Abstract

Audio-visual neural interaction was examined by using ERPs. Eleven male volunteers participated in this study. EEGs were recorded from 19 locations. Japanese vowels (/a/ or /i/) or white-noise (/noise/) were used as auditory stimuli. The face images pronouncing vowel ([a] or [i]) were used as visual stimuli. This study was composed of three conditions, i.e., (1) audio-visual condition (AV condition) due to bimodal stimulus presentation, (2) auditory condition (A condition) due to only auditory stimulus presentation, and (3) visual condition (V condition) due to only visual stimulus presentation. In the AV condition, audio-visual stimuli pairs were phonetically congruent (audio/a/, visual[a]), incongruent (audio/a/, visual[i]), and deviant (/noise/, visual[a]). The participants were instructed to press a button for vowel/a/ or /noise/ stimulus.

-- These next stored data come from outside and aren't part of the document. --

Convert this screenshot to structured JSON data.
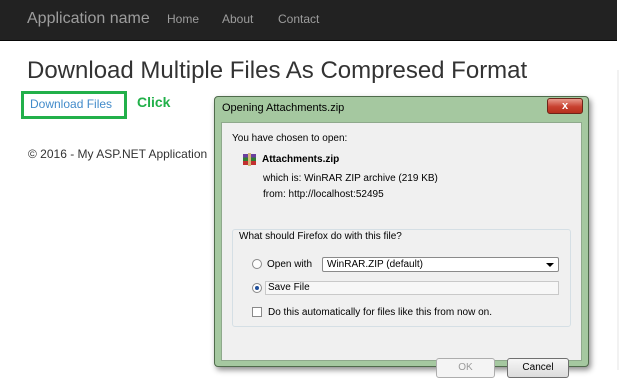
{
  "navbar": {
    "brand": "Application name",
    "links": [
      "Home",
      "About",
      "Contact"
    ]
  },
  "page": {
    "title": "Download Multiple Files As Compresed Format",
    "download_link": "Download Files",
    "annotation": "Click",
    "footer": "© 2016 - My ASP.NET Application"
  },
  "dialog": {
    "title": "Opening Attachments.zip",
    "close_label": "x",
    "intro": "You have chosen to open:",
    "file_name": "Attachments.zip",
    "which_is": "which is:  WinRAR ZIP archive (219 KB)",
    "from": "from:  http://localhost:52495",
    "question": "What should Firefox do with this file?",
    "open_with_label": "Open with",
    "open_with_value": "WinRAR.ZIP (default)",
    "save_file_label": "Save File",
    "auto_label": "Do this automatically for files like this from now on.",
    "ok_label": "OK",
    "cancel_label": "Cancel",
    "selected_option": "save_file"
  },
  "colors": {
    "navbar_bg": "#222222",
    "link_blue": "#428bca",
    "annotation_green": "#22b04a",
    "dialog_frame": "#a5c8a0"
  }
}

Audio-visual interaction was examined by subtracting ERPs in the A or V condition from ERPs in the AV condition. Cross-modal facilitatory effects were not observed in auditory perception. On the other hand, topographical changes occurred in face-specific negative components around 170 ms depending on audio and visual informational congruency, i.e., the center of negative activity shifted towards the left hemisphere for “incongruent” stimulus. This result might be concerned with suppression of incongruent visual information.